How to get a good night’s sleep at work
Although you may only want to stay up some nights, There will be instances when it’s inevitable. Like the tweeter who rolled in a bed with an inflatable sleeping bag and masked for a strict deadline, you could be wondering how to stay awake at least once during your professional career.
If you have to make an overnight getaway and catch some rest at work, keep the comfort and hygiene of your sleep in your mind. Find a sofa or a cot that allows you to rest comfortably. The most important thing is to wake up with a sore neck or back after sleeping on an inflatable beanbag. Find a quiet and dark place to rest, even if it involves wearing a sleep mask to block the harsh overhead fluorescent light. Beware of blue light coming from your laptop or smartphone before you go to bed. However, you might like to utilize your phone for some pink sounds or binaural beats that can aid in your drifting off to sleep.
If you’re searching for an area to rest for a few minutes in the middle of the day, many of the same guidelines apply. Adults require at least seven hours of sleep every evening. If you’re not getting enough of the recommended amount of sleep, a nap may help you catch up and prevent incidents or poor job performance resulting from a lack of sleep. The best method to take a nap to avoid grogginess is taking your nap short, lying on your back, and taking your rest around mid-afternoon.
Also, ensure that your boss is comfortable sleeping at work. Although some employers favor it, other companies might not be shocked by the thought of you lying on your desk, catching some zzzs while clients are in your view. It is more appropriate to escape for one quick nap in your car if the workplace culture isn’t yet ready to accept the concept of working from home.

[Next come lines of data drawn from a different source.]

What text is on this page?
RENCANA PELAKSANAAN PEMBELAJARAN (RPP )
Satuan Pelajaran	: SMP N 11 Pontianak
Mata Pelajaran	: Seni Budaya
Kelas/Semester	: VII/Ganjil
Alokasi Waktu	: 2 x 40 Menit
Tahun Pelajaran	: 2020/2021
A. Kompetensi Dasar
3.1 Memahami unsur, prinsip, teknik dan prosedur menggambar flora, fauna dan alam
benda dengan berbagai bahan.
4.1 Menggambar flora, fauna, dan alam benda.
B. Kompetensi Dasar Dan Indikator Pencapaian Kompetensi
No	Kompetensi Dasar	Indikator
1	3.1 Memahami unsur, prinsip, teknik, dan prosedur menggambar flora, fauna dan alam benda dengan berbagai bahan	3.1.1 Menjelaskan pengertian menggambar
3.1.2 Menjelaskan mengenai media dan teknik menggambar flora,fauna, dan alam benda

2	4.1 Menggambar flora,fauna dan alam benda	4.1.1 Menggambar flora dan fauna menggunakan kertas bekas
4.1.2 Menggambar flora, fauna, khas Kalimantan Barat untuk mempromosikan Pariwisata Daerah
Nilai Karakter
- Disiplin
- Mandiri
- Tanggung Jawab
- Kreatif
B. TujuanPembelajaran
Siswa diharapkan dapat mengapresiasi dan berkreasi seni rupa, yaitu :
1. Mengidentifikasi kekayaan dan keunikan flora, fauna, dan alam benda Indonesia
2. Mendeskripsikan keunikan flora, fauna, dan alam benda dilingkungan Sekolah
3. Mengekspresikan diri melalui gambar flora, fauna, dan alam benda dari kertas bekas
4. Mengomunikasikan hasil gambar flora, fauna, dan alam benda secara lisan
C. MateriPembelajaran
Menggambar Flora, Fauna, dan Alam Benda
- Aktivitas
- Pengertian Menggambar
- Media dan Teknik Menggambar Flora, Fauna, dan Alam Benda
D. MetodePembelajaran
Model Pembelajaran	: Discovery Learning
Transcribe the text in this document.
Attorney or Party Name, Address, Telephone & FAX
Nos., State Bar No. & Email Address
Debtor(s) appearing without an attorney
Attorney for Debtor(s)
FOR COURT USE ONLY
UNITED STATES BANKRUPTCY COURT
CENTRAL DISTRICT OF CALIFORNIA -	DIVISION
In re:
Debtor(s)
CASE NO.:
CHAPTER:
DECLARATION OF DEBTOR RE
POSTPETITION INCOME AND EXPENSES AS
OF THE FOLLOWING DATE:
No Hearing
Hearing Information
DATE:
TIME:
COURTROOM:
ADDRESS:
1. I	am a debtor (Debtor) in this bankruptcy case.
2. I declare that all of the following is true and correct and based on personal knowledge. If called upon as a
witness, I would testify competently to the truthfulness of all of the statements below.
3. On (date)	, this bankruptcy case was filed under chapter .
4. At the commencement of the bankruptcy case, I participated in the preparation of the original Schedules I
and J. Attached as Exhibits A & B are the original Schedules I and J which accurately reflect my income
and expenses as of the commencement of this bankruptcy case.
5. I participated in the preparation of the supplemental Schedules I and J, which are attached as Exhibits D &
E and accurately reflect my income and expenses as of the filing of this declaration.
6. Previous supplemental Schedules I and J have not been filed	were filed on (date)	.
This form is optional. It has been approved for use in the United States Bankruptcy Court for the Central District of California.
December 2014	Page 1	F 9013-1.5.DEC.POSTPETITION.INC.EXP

Last Thoughts: Is sleeping in the Office a healthy habit?
While working from home could be an excellent method to reduce the commute and be ahead by working more hours than others, it’s not the best sleep schedule. Working from home can make it challenging to maintain good sleep hygiene practices that allow you to get a good night’s sleep. Additionally, the extended hours and restrictions to your social activities could be detrimental to your mental and physical health. Even if you have to stay in your workplace every time, the best way to get a restful night’s rest is to go home to relax and enjoy the night on your mattress.